COURTESY PERFORMA
COURTESY PERFORMA
The biennial Performa’s opening-night gala for its tenth-anniversary edition happened to fall on All Saints’ Day, and so it’s appropriate that the chosen setting was a church. On Sunday, a small group of guests were led into the nave of St. Bart’s on Park Avenue, the aisle lined with green neon, and took seats on a square of mini-bleachers erected in the center of the transept. Each person seated was watching the ballet master David Hallberg—the first American to become a principal dancer in the Bolshoi Ballet—standing in his skivvies, his body painted with ancient anatomy diagrams, a dulcimer Renaissance ditty echoing off the buttresses.
COURTESY PERFORMA
This was the start of Fortuna Desperata, a Performa commission by Francesco Vezzoli in collaboration with Hallberg. It seems Vezzoli, the Italian artist who in recent years has focused on making short films stuffed with bold-faced names, has grown tired of working with extremely famous actors, singers, academics and models, and now wants to work with extremely famous ballet dancers (though some flashes of star power remain; the costumes in the performance were all custom Prada).
After the principal stood still for a few minutes, the set piece was fleshed out by five other dancers. Led by Hallberg, they engaged in a series of 15th-century Italian mating two-steps, as interpreted from the original sources by historian Deda Cristina Colonna, communicating not by words but by touches of the hand and flicks of an ankle—and, in the case of Hallberg, a big shit-eating grin that he broke out judiciously.
This synced up nicely with Performa’s stated Renaissance theme this year, and unlike many other of the events in the Performa slate, this would not be repeated throughout the month: there were two performances Sunday night, and that was it.
After the final performance, there was a reception at Inside Park—which is probably the only bar in a church in New York. Performa’s founding director and curator, RoseLee Goldberg, remarked that she “couldn’t be happier” with how this year’s show had started.
“What I say about Performa is that it’s 100 percent risk and 100 percent trust,” she said. “100 percent risk means you don’t really know what you’re getting.

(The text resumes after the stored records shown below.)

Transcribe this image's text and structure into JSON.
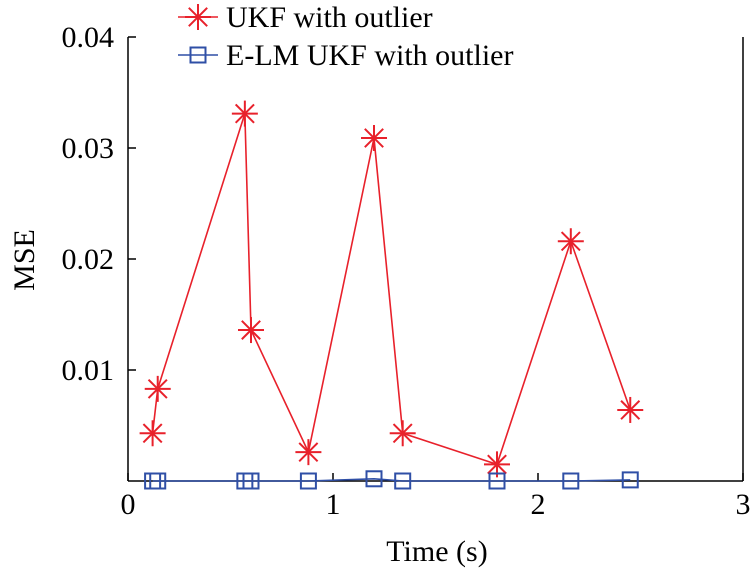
{
  "chart_data": {
    "type": "line",
    "xlabel": "Time (s)",
    "ylabel": "MSE",
    "xlim": [
      0,
      3
    ],
    "ylim": [
      0,
      0.04
    ],
    "x_ticks": [
      0,
      1,
      2,
      3
    ],
    "x_tick_labels": [
      "0",
      "1",
      "2",
      "3"
    ],
    "y_ticks": [
      0.01,
      0.02,
      0.03,
      0.04
    ],
    "y_tick_labels": [
      "0.01",
      "0.02",
      "0.03",
      "0.04"
    ],
    "legend_position": "top-left",
    "grid": false,
    "series": [
      {
        "name": "UKF with outlier",
        "color": "#e8212b",
        "marker": "asterisk",
        "x": [
          0.12,
          0.145,
          0.57,
          0.6,
          0.88,
          1.2,
          1.34,
          1.8,
          2.16,
          2.45
        ],
        "y": [
          0.0043,
          0.0083,
          0.0331,
          0.0136,
          0.0026,
          0.0309,
          0.0043,
          0.0015,
          0.0216,
          0.0064
        ]
      },
      {
        "name": "E-LM UKF with outlier",
        "color": "#2f4fa6",
        "marker": "square",
        "x": [
          0.12,
          0.145,
          0.57,
          0.6,
          0.88,
          1.2,
          1.34,
          1.8,
          2.16,
          2.45
        ],
        "y": [
          0.0,
          0.0,
          0.0,
          0.0,
          0.0,
          0.0002,
          0.0,
          0.0,
          0.0,
          0.0001
        ]
      }
    ]
  }
}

It’s not like we take this out to the suburbs and do a tryout—tonight’s the night, and it’s a one-time performance. 100 percent trust is, there are artists that I just 100 percent believe in and I know they would deliver. Tonight they did exactly that.”
The collaboration may have been an interesting choice, then, as Vezzoli has rankled critics in the past. And, speaking of risk, we’ve yet to mention Hallberg’s foot injury that’s kept him on the sidelines all year.
Still, the duo appealed to Goldberg, and that’s what she went with for Performa’s opening act.
“I’ve been wanting to talk about the Renaissance for years,” Goldberg said. “It was the artist’s job in the 1450s to create the events that went with the marriage, the victory, the march. Francesco, the moment he heard I was doing the Renaissance he said, ‘That’s mine, that’s mine!’ And I said, ‘You’re absolutely right.’ And David Hallberg is an impeccable presence beyond anything. There’s such an understanding of the body and what the body’s capable of—of projecting elegance and grace and integrity.”
The Performa Hub, the biennial’s headquarters and site of many of its events, is now open as of noon today, and programming will run until November 22.